José F. Martínez (Cornell University)
Tuesday, 30.10.2012, 13:30
As each technology generation brings additional transistors, the computer industry hopes to convert these into performance growth by stamping out a greater number of cores on a die. On the one hand, in many environments, that seems like a lot of hope. On the other hand, architecture researchers have grown almost allergic to "complex" alternatives, which history has shown can quickly fall off the cliff of diminishing returns.
A fundamental hurdle to bettering architectures may lie in the very perception of complexity. Many past and current architectures are indeed complex, but often in an unsophisticated way. Hardware designs tend to be very human-centric: decisions are primarily taken by human beings at design time, based almost exclusively on their experience and ability. Unsurprisingly, the operation of the adopted mechanisms is typically confined to what a human can readily understand; and the end product often falls short in potentially important capabilities, such as the ability to plan ahead, to act successfully in previously unseen states, or to improve automatically with experience.
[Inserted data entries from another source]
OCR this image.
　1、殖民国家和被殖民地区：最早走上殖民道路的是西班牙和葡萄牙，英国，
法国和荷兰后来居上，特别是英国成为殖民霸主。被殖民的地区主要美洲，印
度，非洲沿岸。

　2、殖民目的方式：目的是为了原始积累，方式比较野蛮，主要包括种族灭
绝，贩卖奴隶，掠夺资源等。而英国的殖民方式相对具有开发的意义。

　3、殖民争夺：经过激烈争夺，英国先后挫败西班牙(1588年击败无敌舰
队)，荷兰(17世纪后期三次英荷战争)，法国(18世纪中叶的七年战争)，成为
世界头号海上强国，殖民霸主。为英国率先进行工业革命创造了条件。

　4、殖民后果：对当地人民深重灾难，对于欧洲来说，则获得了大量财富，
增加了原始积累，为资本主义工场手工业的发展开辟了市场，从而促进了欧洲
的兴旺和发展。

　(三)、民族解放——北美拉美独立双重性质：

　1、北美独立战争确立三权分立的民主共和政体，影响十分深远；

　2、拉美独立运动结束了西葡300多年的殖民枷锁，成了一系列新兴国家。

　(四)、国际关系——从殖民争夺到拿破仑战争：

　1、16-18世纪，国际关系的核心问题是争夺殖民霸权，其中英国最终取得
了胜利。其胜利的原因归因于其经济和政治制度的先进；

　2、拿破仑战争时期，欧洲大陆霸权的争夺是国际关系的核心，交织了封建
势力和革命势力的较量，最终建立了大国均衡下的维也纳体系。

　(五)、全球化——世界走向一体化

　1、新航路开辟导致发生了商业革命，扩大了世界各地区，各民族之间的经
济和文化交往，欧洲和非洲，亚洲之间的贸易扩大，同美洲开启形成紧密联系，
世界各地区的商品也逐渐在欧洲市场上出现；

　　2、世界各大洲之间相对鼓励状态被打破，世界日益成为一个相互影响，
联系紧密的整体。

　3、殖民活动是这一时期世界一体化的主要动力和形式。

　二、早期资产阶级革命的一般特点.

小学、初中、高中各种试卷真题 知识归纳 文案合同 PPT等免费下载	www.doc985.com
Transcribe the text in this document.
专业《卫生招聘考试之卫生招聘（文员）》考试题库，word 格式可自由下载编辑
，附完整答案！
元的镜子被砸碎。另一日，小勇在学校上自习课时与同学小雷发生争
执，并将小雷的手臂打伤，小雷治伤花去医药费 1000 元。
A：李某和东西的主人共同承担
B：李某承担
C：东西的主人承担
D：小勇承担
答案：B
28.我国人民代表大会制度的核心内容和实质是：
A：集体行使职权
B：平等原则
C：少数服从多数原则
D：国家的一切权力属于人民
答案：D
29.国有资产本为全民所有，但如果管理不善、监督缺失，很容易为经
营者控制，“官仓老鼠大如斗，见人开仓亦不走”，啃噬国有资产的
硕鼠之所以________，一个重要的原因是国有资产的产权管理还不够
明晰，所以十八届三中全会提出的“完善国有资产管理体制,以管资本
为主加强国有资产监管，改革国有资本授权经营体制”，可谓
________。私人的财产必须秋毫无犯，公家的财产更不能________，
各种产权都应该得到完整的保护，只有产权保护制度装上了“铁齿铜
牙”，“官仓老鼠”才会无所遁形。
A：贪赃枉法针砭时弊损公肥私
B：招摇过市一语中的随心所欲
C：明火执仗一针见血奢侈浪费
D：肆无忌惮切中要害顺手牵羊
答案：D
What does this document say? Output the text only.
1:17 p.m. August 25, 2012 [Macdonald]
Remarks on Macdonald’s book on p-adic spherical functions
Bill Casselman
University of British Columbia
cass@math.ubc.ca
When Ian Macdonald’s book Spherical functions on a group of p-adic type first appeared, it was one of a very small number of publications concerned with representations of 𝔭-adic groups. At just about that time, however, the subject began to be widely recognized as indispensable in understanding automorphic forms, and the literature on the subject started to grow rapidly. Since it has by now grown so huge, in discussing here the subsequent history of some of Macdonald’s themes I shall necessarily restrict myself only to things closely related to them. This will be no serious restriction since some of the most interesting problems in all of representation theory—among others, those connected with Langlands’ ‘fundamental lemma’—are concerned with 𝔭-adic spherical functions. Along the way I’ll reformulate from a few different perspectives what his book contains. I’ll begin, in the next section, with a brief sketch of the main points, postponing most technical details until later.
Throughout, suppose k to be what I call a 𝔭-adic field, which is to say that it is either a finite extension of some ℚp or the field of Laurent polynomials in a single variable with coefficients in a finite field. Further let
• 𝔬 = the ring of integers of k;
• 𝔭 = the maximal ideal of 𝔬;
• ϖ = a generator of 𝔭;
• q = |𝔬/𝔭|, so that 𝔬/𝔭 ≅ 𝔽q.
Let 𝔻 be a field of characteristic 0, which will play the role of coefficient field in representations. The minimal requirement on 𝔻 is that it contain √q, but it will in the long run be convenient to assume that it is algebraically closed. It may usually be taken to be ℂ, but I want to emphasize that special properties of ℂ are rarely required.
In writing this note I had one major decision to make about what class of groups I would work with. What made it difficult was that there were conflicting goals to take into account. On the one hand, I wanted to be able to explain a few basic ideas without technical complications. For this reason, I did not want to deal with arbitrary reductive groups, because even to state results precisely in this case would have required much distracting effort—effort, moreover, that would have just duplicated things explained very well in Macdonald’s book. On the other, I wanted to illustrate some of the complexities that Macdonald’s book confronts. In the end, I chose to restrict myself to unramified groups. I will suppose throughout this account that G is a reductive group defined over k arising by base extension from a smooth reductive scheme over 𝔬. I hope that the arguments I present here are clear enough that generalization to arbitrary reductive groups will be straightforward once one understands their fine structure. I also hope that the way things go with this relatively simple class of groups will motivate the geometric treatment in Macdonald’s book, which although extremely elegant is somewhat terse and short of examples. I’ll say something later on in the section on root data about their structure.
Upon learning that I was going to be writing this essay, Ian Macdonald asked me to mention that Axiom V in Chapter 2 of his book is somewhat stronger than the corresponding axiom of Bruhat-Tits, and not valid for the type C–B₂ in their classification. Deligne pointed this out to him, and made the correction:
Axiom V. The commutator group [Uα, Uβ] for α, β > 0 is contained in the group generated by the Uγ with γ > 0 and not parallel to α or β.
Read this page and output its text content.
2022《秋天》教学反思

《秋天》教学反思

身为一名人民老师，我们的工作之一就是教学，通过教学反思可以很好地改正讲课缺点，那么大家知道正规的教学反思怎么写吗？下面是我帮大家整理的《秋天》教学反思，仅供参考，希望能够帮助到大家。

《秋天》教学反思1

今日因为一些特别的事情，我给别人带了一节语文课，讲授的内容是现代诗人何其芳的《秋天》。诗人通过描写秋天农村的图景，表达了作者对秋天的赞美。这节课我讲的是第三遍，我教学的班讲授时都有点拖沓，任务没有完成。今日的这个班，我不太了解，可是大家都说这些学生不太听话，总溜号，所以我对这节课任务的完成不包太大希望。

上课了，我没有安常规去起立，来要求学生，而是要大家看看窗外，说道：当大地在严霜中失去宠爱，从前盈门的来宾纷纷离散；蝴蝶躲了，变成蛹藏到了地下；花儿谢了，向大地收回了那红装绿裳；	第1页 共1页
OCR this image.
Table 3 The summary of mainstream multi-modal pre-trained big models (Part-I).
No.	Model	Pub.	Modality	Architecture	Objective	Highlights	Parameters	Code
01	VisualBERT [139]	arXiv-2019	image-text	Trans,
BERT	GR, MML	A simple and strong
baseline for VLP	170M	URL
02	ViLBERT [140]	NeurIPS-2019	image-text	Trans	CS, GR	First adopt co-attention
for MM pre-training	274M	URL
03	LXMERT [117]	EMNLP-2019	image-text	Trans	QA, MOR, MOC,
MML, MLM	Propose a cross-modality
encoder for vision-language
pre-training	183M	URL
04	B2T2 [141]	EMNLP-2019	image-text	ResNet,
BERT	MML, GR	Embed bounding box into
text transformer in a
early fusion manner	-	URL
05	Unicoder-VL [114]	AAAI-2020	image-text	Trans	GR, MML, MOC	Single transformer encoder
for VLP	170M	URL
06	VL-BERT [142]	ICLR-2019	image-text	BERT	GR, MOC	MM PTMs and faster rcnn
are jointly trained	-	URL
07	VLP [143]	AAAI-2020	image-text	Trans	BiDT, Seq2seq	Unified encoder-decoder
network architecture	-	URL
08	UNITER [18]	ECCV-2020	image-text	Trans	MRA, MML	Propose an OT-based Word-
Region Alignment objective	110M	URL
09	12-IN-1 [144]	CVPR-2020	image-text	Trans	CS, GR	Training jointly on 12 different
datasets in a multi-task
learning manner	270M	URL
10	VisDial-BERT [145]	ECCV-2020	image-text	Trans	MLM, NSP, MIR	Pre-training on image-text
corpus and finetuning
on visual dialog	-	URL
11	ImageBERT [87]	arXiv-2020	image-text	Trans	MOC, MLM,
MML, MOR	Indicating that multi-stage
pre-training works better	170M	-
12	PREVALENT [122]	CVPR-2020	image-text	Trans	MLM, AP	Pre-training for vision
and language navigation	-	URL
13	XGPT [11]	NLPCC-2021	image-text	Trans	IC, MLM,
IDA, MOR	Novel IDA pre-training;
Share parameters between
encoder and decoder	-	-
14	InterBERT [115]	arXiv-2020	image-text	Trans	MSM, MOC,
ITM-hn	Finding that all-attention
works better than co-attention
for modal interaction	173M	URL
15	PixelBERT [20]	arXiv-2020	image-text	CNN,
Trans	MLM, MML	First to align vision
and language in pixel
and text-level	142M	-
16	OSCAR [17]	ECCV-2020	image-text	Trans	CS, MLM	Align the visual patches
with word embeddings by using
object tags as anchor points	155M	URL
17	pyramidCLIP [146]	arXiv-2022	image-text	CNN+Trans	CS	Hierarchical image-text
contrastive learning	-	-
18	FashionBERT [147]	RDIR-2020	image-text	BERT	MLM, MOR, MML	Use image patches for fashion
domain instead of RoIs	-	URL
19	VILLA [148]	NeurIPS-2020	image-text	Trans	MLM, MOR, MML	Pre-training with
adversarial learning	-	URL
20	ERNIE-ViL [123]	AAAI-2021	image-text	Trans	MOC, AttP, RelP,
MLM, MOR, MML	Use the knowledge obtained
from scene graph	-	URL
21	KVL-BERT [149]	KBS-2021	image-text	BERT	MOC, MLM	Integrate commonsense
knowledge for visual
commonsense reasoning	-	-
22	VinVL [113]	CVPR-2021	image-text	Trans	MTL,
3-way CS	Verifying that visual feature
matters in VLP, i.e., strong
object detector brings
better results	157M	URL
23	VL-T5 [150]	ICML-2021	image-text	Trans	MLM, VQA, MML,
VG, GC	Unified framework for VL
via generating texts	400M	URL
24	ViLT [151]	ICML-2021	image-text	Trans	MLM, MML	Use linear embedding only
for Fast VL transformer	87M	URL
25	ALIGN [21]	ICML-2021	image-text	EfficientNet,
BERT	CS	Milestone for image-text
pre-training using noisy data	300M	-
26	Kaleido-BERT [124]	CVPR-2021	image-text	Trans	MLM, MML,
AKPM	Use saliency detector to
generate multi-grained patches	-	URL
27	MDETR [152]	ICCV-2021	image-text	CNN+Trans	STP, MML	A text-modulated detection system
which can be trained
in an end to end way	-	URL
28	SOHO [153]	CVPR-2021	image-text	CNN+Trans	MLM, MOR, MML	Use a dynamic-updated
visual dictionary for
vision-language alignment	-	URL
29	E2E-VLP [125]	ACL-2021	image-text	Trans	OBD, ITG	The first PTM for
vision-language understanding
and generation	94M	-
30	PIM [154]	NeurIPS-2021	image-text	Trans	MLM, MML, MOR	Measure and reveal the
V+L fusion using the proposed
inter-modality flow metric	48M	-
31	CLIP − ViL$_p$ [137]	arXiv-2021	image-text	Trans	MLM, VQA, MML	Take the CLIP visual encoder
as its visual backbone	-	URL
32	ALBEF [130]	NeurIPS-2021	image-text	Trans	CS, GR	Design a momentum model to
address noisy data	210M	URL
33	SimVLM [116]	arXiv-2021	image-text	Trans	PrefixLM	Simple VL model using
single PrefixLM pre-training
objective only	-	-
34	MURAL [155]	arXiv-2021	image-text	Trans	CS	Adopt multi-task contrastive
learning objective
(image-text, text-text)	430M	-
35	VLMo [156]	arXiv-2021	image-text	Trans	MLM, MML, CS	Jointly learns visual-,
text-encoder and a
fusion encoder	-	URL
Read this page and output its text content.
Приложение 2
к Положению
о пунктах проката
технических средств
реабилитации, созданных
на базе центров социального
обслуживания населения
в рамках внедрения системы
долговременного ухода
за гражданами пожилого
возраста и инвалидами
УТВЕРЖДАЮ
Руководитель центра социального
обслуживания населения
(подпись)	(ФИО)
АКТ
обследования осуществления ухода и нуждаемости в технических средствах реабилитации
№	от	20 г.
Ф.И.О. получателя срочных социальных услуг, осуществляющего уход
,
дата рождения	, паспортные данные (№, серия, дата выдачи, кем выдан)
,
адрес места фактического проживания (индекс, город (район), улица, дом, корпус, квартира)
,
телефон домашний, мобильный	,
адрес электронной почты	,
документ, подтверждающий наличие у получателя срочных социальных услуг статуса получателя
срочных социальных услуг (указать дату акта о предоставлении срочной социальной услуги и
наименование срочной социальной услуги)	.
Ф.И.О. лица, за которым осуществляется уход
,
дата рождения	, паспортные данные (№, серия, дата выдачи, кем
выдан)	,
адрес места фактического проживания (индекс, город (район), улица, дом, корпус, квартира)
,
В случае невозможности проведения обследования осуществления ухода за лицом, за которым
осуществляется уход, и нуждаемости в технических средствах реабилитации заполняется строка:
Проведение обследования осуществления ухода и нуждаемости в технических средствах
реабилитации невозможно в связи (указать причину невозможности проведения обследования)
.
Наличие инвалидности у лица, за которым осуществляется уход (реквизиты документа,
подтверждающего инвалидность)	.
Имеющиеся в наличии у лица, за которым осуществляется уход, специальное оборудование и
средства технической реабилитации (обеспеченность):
At Cornell University, we are investigating architectures that possess and exploit such capabilities, primarily by leveraging machine learning technology. Our approach encourages the designer to focus more on the system variables and constraints that may play a role in realizing a performance objective, rather than formulating exactly how the hardware should accomplish such an objective. In this way, we have, for example, devised self-optimizing memory controllers that automatically adapt to changing software demands, delivering higher performance in ways that may be unintuitive to a human. Our ultimate goal is better computers through a more productive use of human ingenuity.